Japanese prime minister Yukio Hatoyama said the US is important to Asia’s security and economic expansion, a day after President Barack Obama promised broader engagement with the region leading the world’s recovery.
“The presence of the US has been playing, and will continue to play, an important role in ensuring peace and prosperity in Asia, including Japan,” Hatoyama said in a speech in Singapore today after attending a meeting of Asia- Pacific Economic Cooperation leaders. “This is one of the greatest reasons that Japan continues to regard the Japan-US alliance as the linchpin of Japanese foreign policy.”
Obama said yesterday the US will give greater attention to Asia’s multilateral organisations, such as the Association of Southeast Asian Nations, and wants to be part of the East Asia Summit, an Asean-centered group that includes China and India.
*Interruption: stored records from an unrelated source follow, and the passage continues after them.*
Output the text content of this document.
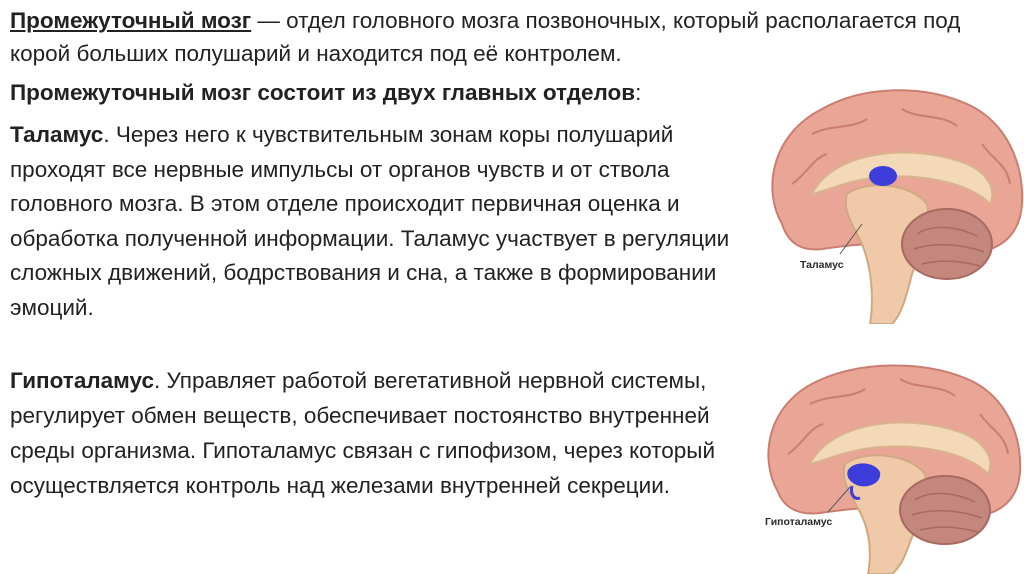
Промежуточный мозг — отдел головного мозга позвоночных, который располагается под корой больших полушарий и находится под её контролем.

Промежуточный мозг состоит из двух главных отделов:

Таламус. Через него к чувствительным зонам коры полушарий проходят все нервные импульсы от органов чувств и от ствола головного мозга. В этом отделе происходит первичная оценка и обработка полученной информации. Таламус участвует в регуляции сложных движений, бодрствования и сна, а также в формировании эмоций.

Гипоталамус. Управляет работой вегетативной нервной системы, регулирует обмен веществ, обеспечивает постоянство внутренней среды организма. Гипоталамус связан с гипофизом, через который осуществляется контроль над железами внутренней секреции.

Таламус
Гипоталамус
Hatoyama has pushed for an East Asian Community modelled on the European Union, spurring speculation that the US may be excluded.
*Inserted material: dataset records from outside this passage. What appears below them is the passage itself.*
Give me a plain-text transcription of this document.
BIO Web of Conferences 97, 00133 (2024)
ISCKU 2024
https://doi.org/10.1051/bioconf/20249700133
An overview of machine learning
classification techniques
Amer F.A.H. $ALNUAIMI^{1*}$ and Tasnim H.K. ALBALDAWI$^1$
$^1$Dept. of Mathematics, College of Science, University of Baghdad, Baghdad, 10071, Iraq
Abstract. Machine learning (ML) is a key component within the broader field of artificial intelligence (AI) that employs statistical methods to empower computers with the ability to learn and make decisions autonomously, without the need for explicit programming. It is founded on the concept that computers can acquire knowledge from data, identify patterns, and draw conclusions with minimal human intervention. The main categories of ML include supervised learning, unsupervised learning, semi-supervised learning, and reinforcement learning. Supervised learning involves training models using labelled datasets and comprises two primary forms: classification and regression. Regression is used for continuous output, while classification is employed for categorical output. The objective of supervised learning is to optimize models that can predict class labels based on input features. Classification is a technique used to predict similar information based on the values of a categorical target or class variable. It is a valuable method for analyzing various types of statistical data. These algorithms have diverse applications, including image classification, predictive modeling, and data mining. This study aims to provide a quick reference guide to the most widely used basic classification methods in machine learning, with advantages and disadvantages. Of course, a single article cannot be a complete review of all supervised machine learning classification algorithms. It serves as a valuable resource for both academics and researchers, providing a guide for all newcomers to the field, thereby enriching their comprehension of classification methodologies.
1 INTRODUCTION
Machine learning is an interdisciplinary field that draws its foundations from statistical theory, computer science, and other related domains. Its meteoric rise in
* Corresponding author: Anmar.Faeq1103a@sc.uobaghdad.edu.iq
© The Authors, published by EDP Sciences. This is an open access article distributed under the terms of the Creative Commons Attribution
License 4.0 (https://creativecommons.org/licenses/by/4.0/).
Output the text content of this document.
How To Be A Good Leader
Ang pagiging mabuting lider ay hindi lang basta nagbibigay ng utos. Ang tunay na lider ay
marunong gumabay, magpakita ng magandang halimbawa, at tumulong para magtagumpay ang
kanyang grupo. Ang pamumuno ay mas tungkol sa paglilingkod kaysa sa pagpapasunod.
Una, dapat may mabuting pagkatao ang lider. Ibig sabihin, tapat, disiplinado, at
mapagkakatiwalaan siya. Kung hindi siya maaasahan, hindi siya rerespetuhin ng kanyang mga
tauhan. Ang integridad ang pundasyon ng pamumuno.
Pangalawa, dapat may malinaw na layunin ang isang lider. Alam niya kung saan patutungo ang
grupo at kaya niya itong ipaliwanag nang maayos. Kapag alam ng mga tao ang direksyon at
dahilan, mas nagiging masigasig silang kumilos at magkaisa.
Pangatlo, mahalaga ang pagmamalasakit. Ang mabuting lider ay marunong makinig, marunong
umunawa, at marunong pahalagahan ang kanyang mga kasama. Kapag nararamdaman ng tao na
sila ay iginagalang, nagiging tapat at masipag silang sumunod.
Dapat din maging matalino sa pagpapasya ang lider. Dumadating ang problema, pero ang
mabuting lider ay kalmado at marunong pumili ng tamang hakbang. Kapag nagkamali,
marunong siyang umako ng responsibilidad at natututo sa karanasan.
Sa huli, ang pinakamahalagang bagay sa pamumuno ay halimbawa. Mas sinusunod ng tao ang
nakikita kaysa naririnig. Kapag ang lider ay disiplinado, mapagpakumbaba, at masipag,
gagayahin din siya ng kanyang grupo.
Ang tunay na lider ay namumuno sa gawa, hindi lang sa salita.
“In my initiative, I propose that countries sharing a common vision promote cooperation in various fields,” Hatoyama said. “This would be based on the principle of ‘open regional cooperation.’”
The prime minister didn’t specify which countries he expects to join the forum he proposes, which may eventually include a shared regional currency. He said yesterday he favoured “open regionalism” as an integration model and opposed “exclusionism.”
Free Trade Agreements
Policy makers around the world are seeking to develop free-trade agreements, with a focus on the Asia-Pacific region, as the World Trade Organisation’s Doha Round of talks flounders after eight years of negotiations.
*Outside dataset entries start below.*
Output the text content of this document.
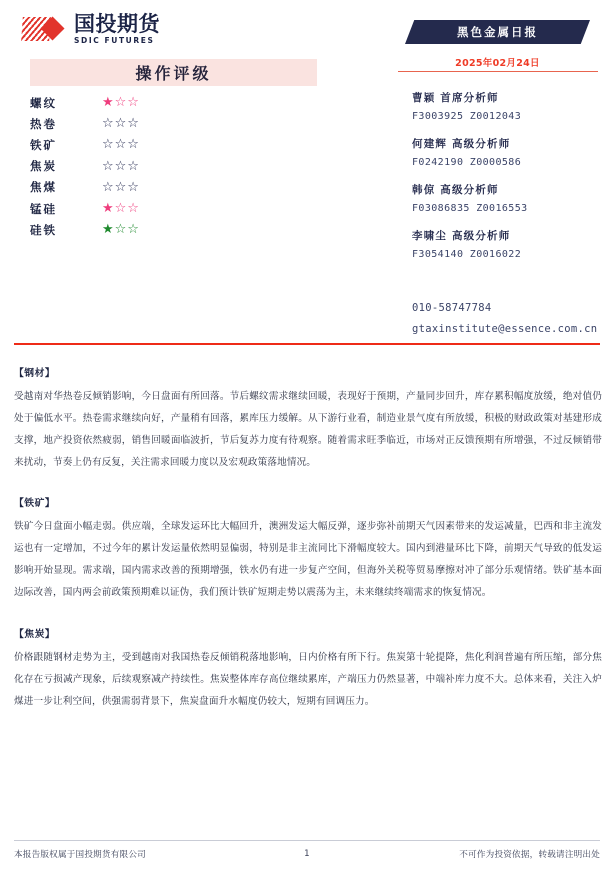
国投期货
SDIC FUTURES
操作评级
螺纹	★☆☆
热卷	☆☆☆
铁矿	☆☆☆
焦炭	☆☆☆
焦煤	☆☆☆
锰硅	★☆☆
硅铁	★☆☆
黑色金属日报
2025年02月24日
曹颖 首席分析师
F3003925 Z0012043
何建辉 高级分析师
F0242190 Z0000586
韩倞 高级分析师
F03086835 Z0016553
李啸尘 高级分析师
F3054140 Z0016022
010-58747784
gtaxinstitute@essence.com.cn
【钢材】
受越南对华热卷反倾销影响，今日盘面有所回落。节后螺纹需求继续回暖，表现好于预期，产量同步回升，库存累积幅度放缓，绝对值仍处于偏低水平。热卷需求继续向好，产量稍有回落，累库压力缓解。从下游行业看，制造业景气度有所放缓，积极的财政政策对基建形成支撑，地产投资依然疲弱，销售回暖面临波折，节后复苏力度有待观察。随着需求旺季临近，市场对正反馈预期有所增强，不过反倾销带来扰动，节奏上仍有反复，关注需求回暖力度以及宏观政策落地情况。
【铁矿】
铁矿今日盘面小幅走弱。供应端，全球发运环比大幅回升，澳洲发运大幅反弹，逐步弥补前期天气因素带来的发运减量，巴西和非主流发运也有一定增加，不过今年的累计发运量依然明显偏弱，特别是非主流同比下滑幅度较大。国内到港量环比下降，前期天气导致的低发运影响开始显现。需求端，国内需求改善的预期增强，铁水仍有进一步复产空间，但海外关税等贸易摩擦对冲了部分乐观情绪。铁矿基本面边际改善，国内两会前政策预期难以证伪，我们预计铁矿短期走势以震荡为主，未来继续终端需求的恢复情况。
【焦炭】
价格跟随钢材走势为主，受到越南对我国热卷反倾销税落地影响，日内价格有所下行。焦炭第十轮提降，焦化利润普遍有所压缩，部分焦化存在亏损减产现象，后续观察减产持续性。焦炭整体库存高位继续累库，产端压力仍然显著，中端补库力度不大。总体来看，关注入炉煤进一步让利空间，供强需弱背景下，焦炭盘面升水幅度仍较大，短期有回调压力。
本报告版权属于国投期货有限公司	1	不可作为投资依据，转载请注明出处
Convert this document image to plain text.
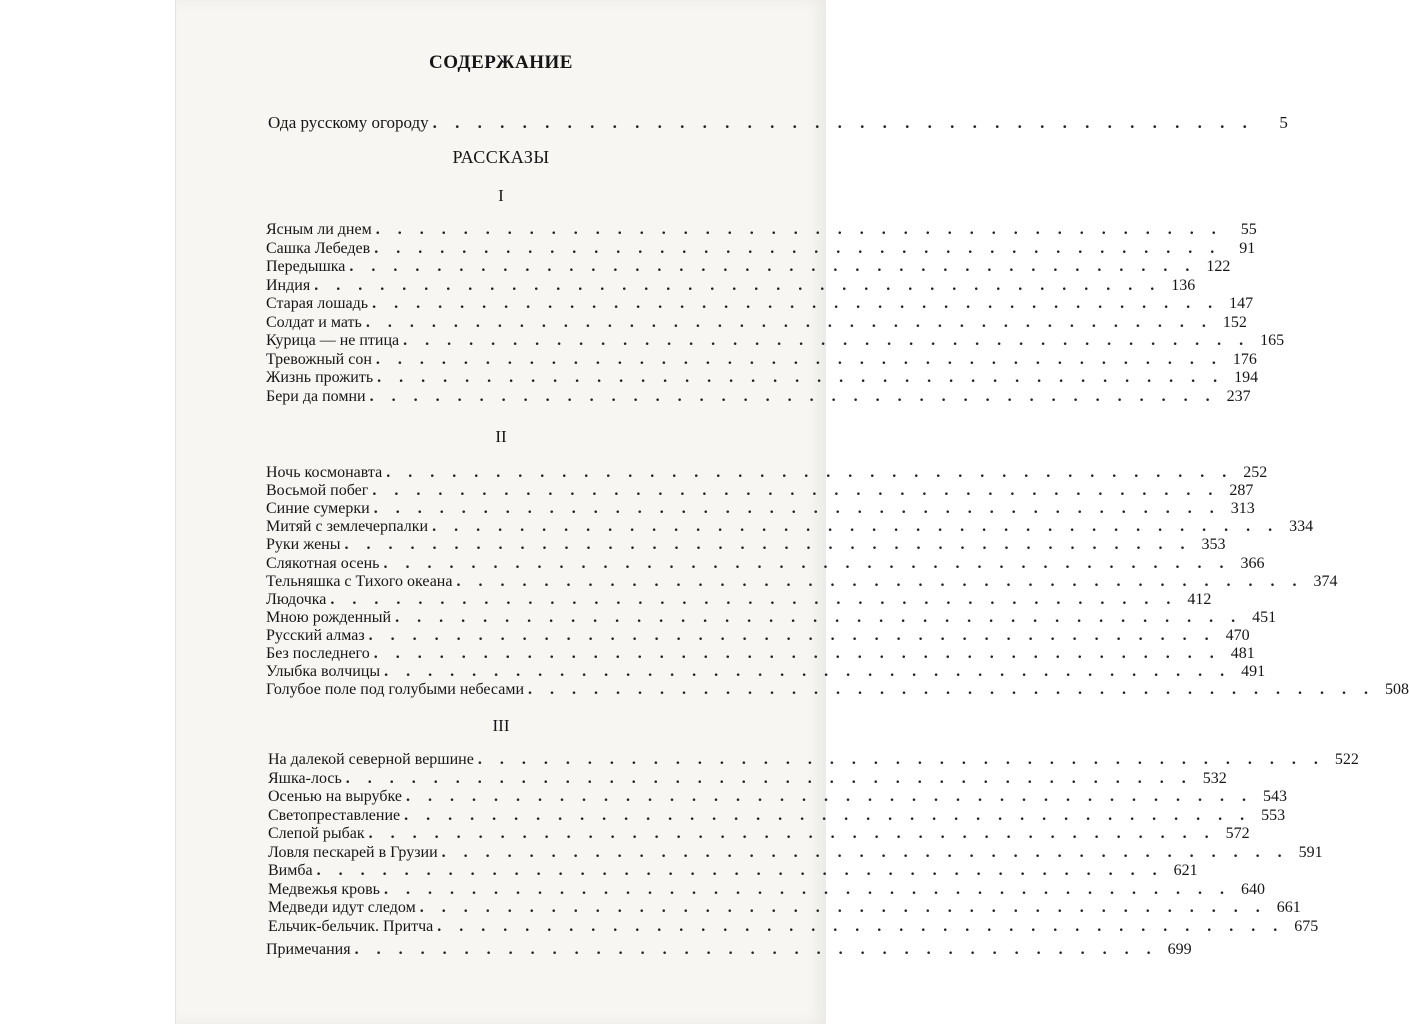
СОДЕРЖАНИЕ
Ода русскому огороду . . . . . . . . . . . . . . . . . . . . . . . . . . . . . . . . . . . . .	5
РАССКАЗЫ
I
Ясным ли днем . . . . . . . . . . . . . . . . . . . . . . . . . . . . . . . . . . . . . . .	55
Сашка Лебедев . . . . . . . . . . . . . . . . . . . . . . . . . . . . . . . . . . . . . . .	91
Передышка . . . . . . . . . . . . . . . . . . . . . . . . . . . . . . . . . . . . . . . 122
Индия . . . . . . . . . . . . . . . . . . . . . . . . . . . . . . . . . . . . . . . 136
Старая лошадь . . . . . . . . . . . . . . . . . . . . . . . . . . . . . . . . . . . . . . . 147
Солдат и мать . . . . . . . . . . . . . . . . . . . . . . . . . . . . . . . . . . . . . . . 152
Курица — не птица . . . . . . . . . . . . . . . . . . . . . . . . . . . . . . . . . . . . . . . 165
Тревожный сон . . . . . . . . . . . . . . . . . . . . . . . . . . . . . . . . . . . . . . . 176
Жизнь прожить . . . . . . . . . . . . . . . . . . . . . . . . . . . . . . . . . . . . . . . 194
Бери да помни . . . . . . . . . . . . . . . . . . . . . . . . . . . . . . . . . . . . . . . 237
II
Ночь космонавта . . . . . . . . . . . . . . . . . . . . . . . . . . . . . . . . . . . . . . . 252
Восьмой побег . . . . . . . . . . . . . . . . . . . . . . . . . . . . . . . . . . . . . . . 287
Синие сумерки . . . . . . . . . . . . . . . . . . . . . . . . . . . . . . . . . . . . . . . 313
Митяй с землечерпалки . . . . . . . . . . . . . . . . . . . . . . . . . . . . . . . . . . . . . . . 334
Руки жены . . . . . . . . . . . . . . . . . . . . . . . . . . . . . . . . . . . . . . . 353
Слякотная осень . . . . . . . . . . . . . . . . . . . . . . . . . . . . . . . . . . . . . . . 366
Тельняшка с Тихого океана . . . . . . . . . . . . . . . . . . . . . . . . . . . . . . . . . . . . . . . 374
Людочка . . . . . . . . . . . . . . . . . . . . . . . . . . . . . . . . . . . . . . . 412
Мною рожденный . . . . . . . . . . . . . . . . . . . . . . . . . . . . . . . . . . . . . . . 451
Русский алмаз . . . . . . . . . . . . . . . . . . . . . . . . . . . . . . . . . . . . . . . 470
Без последнего . . . . . . . . . . . . . . . . . . . . . . . . . . . . . . . . . . . . . . . 481
Улыбка волчицы . . . . . . . . . . . . . . . . . . . . . . . . . . . . . . . . . . . . . . . 491
Голубое поле под голубыми небесами . . . . . . . . . . . . . . . . . . . . . . . . . . . . . . . . . . . . . . . 508
III
На далекой северной вершине . . . . . . . . . . . . . . . . . . . . . . . . . . . . . . . . . . . . . . . 522
Яшка-лось . . . . . . . . . . . . . . . . . . . . . . . . . . . . . . . . . . . . . . . 532
Осенью на вырубке . . . . . . . . . . . . . . . . . . . . . . . . . . . . . . . . . . . . . . . 543
Светопреставление . . . . . . . . . . . . . . . . . . . . . . . . . . . . . . . . . . . . . . . 553
Слепой рыбак . . . . . . . . . . . . . . . . . . . . . . . . . . . . . . . . . . . . . . . 572
Ловля пескарей в Грузии . . . . . . . . . . . . . . . . . . . . . . . . . . . . . . . . . . . . . . . 591
Вимба . . . . . . . . . . . . . . . . . . . . . . . . . . . . . . . . . . . . . . . 621
Медвежья кровь . . . . . . . . . . . . . . . . . . . . . . . . . . . . . . . . . . . . . . . 640
Медведи идут следом . . . . . . . . . . . . . . . . . . . . . . . . . . . . . . . . . . . . . . . 661
Ельчик-бельчик. Притча . . . . . . . . . . . . . . . . . . . . . . . . . . . . . . . . . . . . . . . 675
Примечания . . . . . . . . . . . . . . . . . . . . . . . . . . . . . . . . . . . . . 699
An International Monetary Fund report last month forecast the Asia region will grow 5.75 percent in 2010, compared with 1.25 percent growth for the Group of Seven economies.
Hatoyama said the East Asia forum he’s proposed would develop “a multilayered network of functional communities,” such as in trade, investment, finance and education. There may be “an opportunity for us to discuss possible political cooperation in the future,” he added.
Japan has economic partnership agreements with 10 countries and one region, including with Asean members, according to Hatoyama.
‘Fully Open Up’
“Still, these agreements are insufficient to fully open up Japan,” he said.
Japan will accelerate talks on economic partnership agreements with South Korea, India and Australia and will also “actively participate” in discussions for Apec’s Free Trade Area of the Asia-Pacific region and the Comprehensive Economic Partnership in East Asia that includes Asean’s 10 members and six regional countries including China, Japan, South Korea, India, Australia and New Zealand, Hatoyama said.
On Japan’s relations with Asia, Hatoyama said his country caused “tremendous damage and suffering to the people of many countries, particularly to the people of Asian nations during wartime more than sixty years ago.”